W sumie to można też liczyć na to, że pozna się kogoś interesującego

: 7 sty 2011, o 18:38
autor: mini
Ja też lubię patrzeć przez okno...zawsze wtedy mam mnóstwo refleksji,ale czasami rozmowa staje się tak interesująca, że zapominam o tym oknie i przyrodzie;)
: 7 sty 2011, o 20:50
autor: Faco
Mi tam obojętnie czy sam czy towarzystwo...zazwyczaj moje podróze to extreme,więc nie ma czasu na rozproszenia uwagi.
: 7 sty 2011, o 22:39
autor: Abderyta
-> Mini
A o czym była najbardziej interesująca z rozmów podczas podróży?
-> Faco
Czy podróże extreme odbywają się w pojedynkę czy w szerszym gronie?
: 9 sty 2011, o 21:20
autor: mini
Abderyto,
Rozmowa w języku francuskim na temat kultury japońskiej, polskiej i francuskiej:)
: 9 sty 2011, o 22:45
autor: Faco
Abderyta zależy od wyprawy i jaki jest cel.
: 10 sty 2011, o 15:10
autor: rabit
Mini..

napewno kultura japonska jest ciekawa zwlaszcza samurajskie miecze:)..
: 10 sty 2011, o 20:20
autor: mini
To zależy, kto się czym interesuje mój drogi;)
: 11 sty 2011, o 12:36
autor: rabit
Mini a ty jestes zainteresowana samurajskimi mieczami?:)
: 11 sty 2011, o 17:17
autor: Adler
rabit pisze:a ty jestes zainteresowana samurajskimi mieczami?:)
A co to ma wspólnego z tematem wątku?
: 11 sty 2011, o 18:28
autor: mini
Temat wątku to się coś nie bardzo rozwija...zdaje się, że większość turystycznych podróżuje w milczeniu...lub w samotności...można i tak
: 13 sty 2011, o 12:35
autor: Abderyta
Spotkałem kiedyś w pociągu rodaka, który w 1976 roku płynął statkiem z polską banderą i nie-polską załogą do Stanów Zjednoczonych na obchody dwusetnej rocznicy Deklarejszynu Independencji - że tak, wiedziony współczesną modą lingwistyczną (vide słowa "iwent", "dedlajn" czy "dizajn") napiszę.
Płyną sobie chłopcy po Atlantyku, aż nagle widzą łódkę, w której wiosłuje jakiś facet. Łódka podpływa do statku, wiosłujący patrzy na banderę i wrzeszczy: "K..wa!

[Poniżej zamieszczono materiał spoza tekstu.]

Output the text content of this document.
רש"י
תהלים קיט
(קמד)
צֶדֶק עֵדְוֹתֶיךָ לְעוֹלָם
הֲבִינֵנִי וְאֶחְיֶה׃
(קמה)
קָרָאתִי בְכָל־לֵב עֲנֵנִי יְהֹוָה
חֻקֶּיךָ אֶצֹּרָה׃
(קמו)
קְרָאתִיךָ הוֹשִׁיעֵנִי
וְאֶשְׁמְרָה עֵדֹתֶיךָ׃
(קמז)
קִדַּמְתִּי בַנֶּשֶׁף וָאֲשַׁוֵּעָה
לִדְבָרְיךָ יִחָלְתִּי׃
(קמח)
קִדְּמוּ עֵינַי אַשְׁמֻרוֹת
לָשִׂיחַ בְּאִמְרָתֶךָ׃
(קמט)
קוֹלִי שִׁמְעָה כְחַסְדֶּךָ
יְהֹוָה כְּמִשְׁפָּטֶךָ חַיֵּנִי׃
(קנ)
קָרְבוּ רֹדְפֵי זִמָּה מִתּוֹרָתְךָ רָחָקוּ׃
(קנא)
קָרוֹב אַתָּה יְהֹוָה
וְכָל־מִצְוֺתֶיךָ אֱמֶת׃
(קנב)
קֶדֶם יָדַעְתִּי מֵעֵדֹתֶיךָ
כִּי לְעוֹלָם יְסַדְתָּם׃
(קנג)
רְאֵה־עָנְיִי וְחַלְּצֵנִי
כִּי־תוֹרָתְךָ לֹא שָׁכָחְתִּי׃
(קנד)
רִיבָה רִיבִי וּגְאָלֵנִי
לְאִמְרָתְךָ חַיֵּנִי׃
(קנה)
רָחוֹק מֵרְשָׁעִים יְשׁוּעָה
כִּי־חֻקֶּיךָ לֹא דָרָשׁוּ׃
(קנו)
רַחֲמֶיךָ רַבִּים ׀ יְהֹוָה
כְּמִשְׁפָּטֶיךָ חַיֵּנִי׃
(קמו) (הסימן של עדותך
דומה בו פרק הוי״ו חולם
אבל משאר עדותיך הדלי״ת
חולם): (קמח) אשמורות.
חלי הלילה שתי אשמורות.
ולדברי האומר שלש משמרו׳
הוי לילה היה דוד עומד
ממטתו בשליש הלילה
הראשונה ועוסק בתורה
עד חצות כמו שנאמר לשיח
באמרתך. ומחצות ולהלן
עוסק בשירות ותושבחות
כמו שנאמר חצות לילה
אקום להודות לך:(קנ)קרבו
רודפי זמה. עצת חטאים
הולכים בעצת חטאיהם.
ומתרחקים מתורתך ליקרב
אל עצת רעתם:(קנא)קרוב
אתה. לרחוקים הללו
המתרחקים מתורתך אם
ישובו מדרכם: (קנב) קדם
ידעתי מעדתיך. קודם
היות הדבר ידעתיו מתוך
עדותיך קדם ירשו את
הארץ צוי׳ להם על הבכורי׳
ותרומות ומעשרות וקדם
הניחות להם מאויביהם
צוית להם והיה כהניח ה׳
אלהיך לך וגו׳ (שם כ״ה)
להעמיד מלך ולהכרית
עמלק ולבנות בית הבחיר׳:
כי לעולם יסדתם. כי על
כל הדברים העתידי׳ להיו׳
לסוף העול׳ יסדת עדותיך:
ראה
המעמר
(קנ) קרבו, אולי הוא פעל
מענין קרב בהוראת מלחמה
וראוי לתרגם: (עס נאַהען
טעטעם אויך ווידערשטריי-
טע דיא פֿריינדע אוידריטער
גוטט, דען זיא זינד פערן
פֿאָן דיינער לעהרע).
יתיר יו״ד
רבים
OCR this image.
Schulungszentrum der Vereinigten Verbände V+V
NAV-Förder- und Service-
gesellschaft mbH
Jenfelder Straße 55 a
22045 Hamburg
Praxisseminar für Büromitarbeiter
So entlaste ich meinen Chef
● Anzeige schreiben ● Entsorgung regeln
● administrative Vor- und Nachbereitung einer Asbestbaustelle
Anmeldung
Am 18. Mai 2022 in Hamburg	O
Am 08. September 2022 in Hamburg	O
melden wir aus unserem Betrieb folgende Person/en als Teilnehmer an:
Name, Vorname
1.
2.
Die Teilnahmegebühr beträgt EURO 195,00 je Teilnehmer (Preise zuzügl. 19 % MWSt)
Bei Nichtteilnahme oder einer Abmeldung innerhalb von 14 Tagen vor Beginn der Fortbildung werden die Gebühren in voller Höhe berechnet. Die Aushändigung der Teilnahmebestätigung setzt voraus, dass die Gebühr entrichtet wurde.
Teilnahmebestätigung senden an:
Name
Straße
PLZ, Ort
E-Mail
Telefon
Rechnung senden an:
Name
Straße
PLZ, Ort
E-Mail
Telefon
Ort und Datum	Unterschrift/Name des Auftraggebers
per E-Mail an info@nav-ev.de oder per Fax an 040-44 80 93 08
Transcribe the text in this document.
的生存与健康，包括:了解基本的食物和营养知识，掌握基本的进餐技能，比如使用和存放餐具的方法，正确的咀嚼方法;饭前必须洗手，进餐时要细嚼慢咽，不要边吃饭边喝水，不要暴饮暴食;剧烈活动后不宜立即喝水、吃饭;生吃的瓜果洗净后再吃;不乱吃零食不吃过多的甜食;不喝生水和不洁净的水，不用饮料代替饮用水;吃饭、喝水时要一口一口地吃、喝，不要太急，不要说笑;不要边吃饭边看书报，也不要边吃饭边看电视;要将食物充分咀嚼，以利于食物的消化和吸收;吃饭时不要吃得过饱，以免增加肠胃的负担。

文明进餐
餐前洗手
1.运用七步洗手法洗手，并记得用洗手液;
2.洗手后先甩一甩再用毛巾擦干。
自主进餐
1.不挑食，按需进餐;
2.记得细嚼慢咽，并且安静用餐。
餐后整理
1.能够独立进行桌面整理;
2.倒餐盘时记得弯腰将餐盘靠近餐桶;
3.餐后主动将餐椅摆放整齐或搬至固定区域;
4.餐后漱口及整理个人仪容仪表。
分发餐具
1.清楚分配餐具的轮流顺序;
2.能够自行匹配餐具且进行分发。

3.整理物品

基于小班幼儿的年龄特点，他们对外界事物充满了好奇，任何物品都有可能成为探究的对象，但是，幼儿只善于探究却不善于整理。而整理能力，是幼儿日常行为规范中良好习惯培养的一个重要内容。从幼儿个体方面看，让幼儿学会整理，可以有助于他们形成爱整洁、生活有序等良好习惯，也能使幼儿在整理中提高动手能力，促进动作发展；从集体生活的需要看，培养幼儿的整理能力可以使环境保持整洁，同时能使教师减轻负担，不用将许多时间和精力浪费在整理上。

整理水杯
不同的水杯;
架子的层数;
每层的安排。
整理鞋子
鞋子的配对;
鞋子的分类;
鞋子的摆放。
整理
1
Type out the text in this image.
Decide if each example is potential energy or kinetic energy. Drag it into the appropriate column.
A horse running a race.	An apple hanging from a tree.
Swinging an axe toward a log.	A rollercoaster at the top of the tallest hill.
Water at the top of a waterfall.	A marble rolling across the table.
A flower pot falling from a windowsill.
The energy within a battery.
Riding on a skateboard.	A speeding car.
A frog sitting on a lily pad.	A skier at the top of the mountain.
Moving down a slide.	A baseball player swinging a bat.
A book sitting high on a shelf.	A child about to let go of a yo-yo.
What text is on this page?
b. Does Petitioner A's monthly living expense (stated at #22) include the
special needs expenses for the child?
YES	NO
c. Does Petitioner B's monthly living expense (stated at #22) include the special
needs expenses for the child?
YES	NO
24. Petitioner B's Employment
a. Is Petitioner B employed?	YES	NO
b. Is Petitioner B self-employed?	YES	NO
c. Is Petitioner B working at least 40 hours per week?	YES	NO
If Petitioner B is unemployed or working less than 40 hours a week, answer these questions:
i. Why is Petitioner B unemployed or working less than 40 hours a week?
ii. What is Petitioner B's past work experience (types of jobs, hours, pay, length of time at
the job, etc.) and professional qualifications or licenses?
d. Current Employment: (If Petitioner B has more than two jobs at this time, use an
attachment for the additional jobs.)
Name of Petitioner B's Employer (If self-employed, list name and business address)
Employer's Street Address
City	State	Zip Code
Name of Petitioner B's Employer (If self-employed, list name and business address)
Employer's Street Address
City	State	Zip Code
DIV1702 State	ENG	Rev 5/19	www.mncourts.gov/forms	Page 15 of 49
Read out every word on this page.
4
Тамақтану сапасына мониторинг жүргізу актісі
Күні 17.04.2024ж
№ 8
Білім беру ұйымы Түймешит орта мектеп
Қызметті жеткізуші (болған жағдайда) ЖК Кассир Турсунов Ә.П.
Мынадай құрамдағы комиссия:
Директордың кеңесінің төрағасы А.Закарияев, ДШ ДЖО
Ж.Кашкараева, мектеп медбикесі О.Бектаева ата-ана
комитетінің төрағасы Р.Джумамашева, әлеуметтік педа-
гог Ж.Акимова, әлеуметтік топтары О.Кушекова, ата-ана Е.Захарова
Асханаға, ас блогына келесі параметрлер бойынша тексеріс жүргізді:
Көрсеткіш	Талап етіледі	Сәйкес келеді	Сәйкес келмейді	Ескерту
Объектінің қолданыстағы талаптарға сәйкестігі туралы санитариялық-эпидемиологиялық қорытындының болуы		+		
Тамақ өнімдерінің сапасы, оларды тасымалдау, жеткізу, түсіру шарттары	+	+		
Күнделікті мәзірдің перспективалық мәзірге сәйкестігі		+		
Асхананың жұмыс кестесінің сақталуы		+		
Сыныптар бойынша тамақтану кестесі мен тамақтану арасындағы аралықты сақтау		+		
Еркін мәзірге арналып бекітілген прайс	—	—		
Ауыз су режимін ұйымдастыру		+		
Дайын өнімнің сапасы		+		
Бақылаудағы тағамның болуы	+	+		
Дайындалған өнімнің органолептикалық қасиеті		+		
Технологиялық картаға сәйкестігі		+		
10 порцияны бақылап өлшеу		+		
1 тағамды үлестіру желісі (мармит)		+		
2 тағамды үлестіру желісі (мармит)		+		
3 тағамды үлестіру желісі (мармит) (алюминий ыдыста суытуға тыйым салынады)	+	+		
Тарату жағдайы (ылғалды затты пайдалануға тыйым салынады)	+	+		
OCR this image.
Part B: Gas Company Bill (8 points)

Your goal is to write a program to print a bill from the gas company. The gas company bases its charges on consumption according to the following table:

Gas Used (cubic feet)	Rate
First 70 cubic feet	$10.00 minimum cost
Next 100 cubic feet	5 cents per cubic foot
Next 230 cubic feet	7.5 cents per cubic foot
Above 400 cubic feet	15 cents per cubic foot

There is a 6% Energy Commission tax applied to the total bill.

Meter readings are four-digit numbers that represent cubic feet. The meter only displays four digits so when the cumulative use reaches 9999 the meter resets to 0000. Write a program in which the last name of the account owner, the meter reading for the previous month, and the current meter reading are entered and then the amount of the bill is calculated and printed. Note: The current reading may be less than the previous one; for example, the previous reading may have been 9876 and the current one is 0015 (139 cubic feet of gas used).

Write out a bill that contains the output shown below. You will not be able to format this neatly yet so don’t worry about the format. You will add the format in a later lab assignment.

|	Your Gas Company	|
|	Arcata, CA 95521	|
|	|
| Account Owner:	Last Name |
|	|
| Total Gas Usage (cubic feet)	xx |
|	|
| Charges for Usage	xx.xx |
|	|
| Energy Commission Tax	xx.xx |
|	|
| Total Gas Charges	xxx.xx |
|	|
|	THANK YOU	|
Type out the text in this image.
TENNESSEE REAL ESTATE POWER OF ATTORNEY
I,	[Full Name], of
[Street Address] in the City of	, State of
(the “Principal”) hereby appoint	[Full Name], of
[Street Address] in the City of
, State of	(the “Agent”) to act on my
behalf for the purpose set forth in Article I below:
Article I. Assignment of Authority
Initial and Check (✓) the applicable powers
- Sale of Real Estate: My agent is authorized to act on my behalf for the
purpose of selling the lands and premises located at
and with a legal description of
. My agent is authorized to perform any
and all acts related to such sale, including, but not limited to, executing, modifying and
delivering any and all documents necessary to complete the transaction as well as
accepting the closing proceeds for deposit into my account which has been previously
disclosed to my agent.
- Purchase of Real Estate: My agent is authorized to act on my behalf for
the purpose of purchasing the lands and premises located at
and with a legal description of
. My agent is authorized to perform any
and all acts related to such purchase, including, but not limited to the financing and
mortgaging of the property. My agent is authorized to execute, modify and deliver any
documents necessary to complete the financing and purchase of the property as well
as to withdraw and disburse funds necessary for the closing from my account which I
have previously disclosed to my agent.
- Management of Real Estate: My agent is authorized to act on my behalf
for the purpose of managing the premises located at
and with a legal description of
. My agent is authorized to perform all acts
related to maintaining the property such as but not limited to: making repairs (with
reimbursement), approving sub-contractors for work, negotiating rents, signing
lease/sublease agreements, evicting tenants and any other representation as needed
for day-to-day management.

Polacy!".
: 15 sty 2011, o 12:34
autor: mini
Naszych to zawsze po przedrostkach i innych przyrostkach zawsze można poznać...

A to mi przypomniało własną historię, kiedy wracałyśmy z koleżankami z warsztatów w Genewie, na przystanku (bo uwaga- to była 30-godzinna podróż "życia" - autobusem;)) spotkałyśmy rodaka, który tam "funkcjonował" i tak oto mniej więcej ucieszył się jednym zębem w szerokim uśmiechu: "Jak miło zobaczyć Polki..."a od słowa do słowa wyszło, że nawet języka nie zdołał się nauczyć, bo pracuje z samymi Polakami..straszna reprezentacja naszego pięknego, jakby nie było kraju...
: 15 sty 2011, o 22:00
autor: Abderyta
-> Mini
Twoja anegdota z kolei przypomniała mi, że kiedyś czytałem wywiad - nie pamiętam, z kim (przypuszczam, że był to jakiś socjolog lub psycholog społeczny). Opowiadał, jak podczas zagranicznego urlopu stał sobie z rodziną na jakimś placu i rozmawiał po naszemu, aż nagle stojący całkiem niedaleko ich Murzyn, który usłyszał nasz język, zawołał: "Poland! Poland! K..wa! K..wa!".
: 15 sty 2011, o 22:06
autor: Adler
Dodam, że w Hurghadzie (Egipt) na każdym kroku słyszałem na terenie hotelu wsród pracujących tam Arabów polskie: "Sxxxx muchy, będzie wiosna" i "Kxxxx mać".
: 15 sty 2011, o 22:58
autor: Abderyta
A mówi się, że język polski jest trudny. A z powyższych przykładów wynika, że nawet Murzyni i Arabowie szybko go "łapią".
PS. Powyższy wtręt wyjątkowo nie wynika z rasizmu, jeno z faktu, że Murzyni i Arabowie na ogół od małego uczą się języków innych niż indoeuropejskie. A wiadomo, najlepiej przyswajamy język jako dzieci.
: 16 sty 2011, o 16:41
autor: mini
Swoją drogą, też kiedyś słyszałam Niemców, którzy rozmawiali w swoim języku, a że nie znam niemieckiego, "k..wa" doskonale dało się zrozumieć;)
Jeszcze dojdziemy do wniosku, że mamy w zasobie naszego pięknego języka najpopularniejsze słowo na świecie;)
: 16 sty 2011, o 17:48
autor: Abderyta
Może ci Niemcy mówili, że za zakrętem (die Kurve) stoi - jak w znanym dowcipie - pies z dwoma k.......
: 16 sty 2011, o 17:59
autor: mini
hm..możliwe, możliwe...ale wróćmy do tematu...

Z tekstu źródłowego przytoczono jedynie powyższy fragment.